Family and friends are mourning the death of Richard “Dickie” Shannon, who died Sunday at age 84 of complications from COVID-19. He was the founder of Horace and Dickie’s Seafood in the D.C. area.
The restaurant beckoned the hungry for three decades at 12th and H streets Northeast in D.C. before moving in 2020, to its current location on Allentown Road in Camp Springs, Maryland.
“I think people will remember him just making people laugh at the 12th Street location and here on Allentown Road,” said Rasheed Black, Shannon’s son and the business manager at Horace and Dickie’s Seafood in Camp Springs.
Black said his dad will also be remembered for his advocacy of African American young people and for giving help to those who needed a leg up.
“The main thing that he did was he would basically give people second chances.

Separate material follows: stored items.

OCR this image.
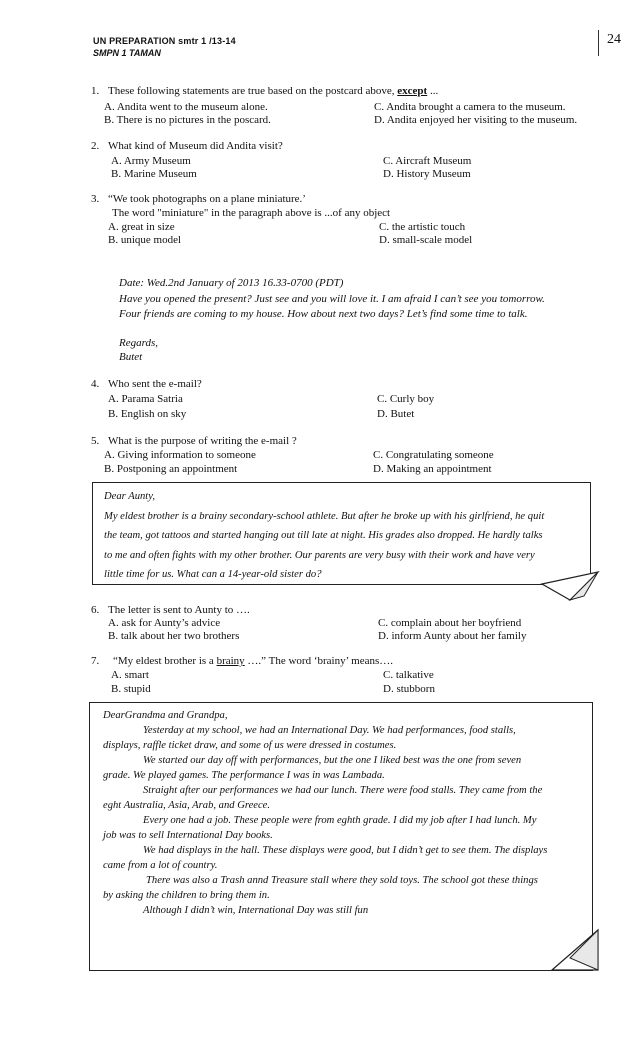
UN PREPARATION smtr 1 /13-14
SMPN 1 TAMAN
24
1. These following statements are true based on the postcard above, except ...
A. Andita went to the museum alone.
B. There is no pictures in the poscard.
C. Andita brought a camera to the museum.
D. Andita enjoyed her visiting to the museum.
2. What kind of Museum did Andita visit?
A. Army Museum
B. Marine Museum
C. Aircraft Museum
D. History Museum
3. “We took photographs on a plane miniature.’
The word "miniature" in the paragraph above is ...of any object
A. great in size
B. unique model
C. the artistic touch
D. small-scale model
Date: Wed.2nd January of 2013 16.33-0700 (PDT)
Have you opened the present? Just see and you will love it. I am afraid I can’t see you tomorrow.
Four friends are coming to my house. How about next two days? Let’s find some time to talk.
Regards,
Butet
4. Who sent the e-mail?
A. Parama Satria
B. English on sky
C. Curly boy
D. Butet
5. What is the purpose of writing the e-mail ?
A. Giving information to someone
B. Postponing an appointment
C. Congratulating someone
D. Making an appointment
Dear Aunty,
My eldest brother is a brainy secondary-school athlete. But after he broke up with his girlfriend, he quit
the team, got tattoos and started hanging out till late at night. His grades also dropped. He hardly talks
to me and often fights with my other brother. Our parents are very busy with their work and have very
little time for us. What can a 14-year-old sister do?
6. The letter is sent to Aunty to ….
A. ask for Aunty’s advice
B. talk about her two brothers
C. complain about her boyfriend
D. inform Aunty about her family
7. “My eldest brother is a brainy ….” The word ‘brainy’ means….
A. smart
B. stupid
C. talkative
D. stubborn
DearGrandma and Grandpa,
Yesterday at my school, we had an International Day. We had performances, food stalls,
displays, raffle ticket draw, and some of us were dressed in costumes.
We started our day off with performances, but the one I liked best was the one from seven
grade. We played games. The performance I was in was Lambada.
Straight after our performances we had our lunch. There were food stalls. They came from the
eght Australia, Asia, Arab, and Greece.
Every one had a job. These people were from eghth grade. I did my job after I had lunch. My
job was to sell International Day books.
We had displays in the hall. These displays were good, but I didn’t get to see them. The displays
came from a lot of country.
There was also a Trash annd Treasure stall where they sold toys. The school got these things
by asking the children to bring them in.
Although I didn’t win, International Day was still fun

People might have been in a situation of incarceration … or down and out and needed work,” Black said.
Horace and Dickie’s has branched out since Shannon first opened the carry-out in Northeast D.C. in 1990. Besides the location in Camp Springs, there are Horace and Dickie’s in Takoma Park, Glenarden and Waldorf.
“He was loved by many, a man of many talents, a man of many hats, entrepreneur, family man, a golfer, a wise man,” Black said.
Funeral services for Shannon are scheduled for Thursday, Feb. 17 at Ebenezer Baptist Church on Allentown Road in Fort Washington, Maryland.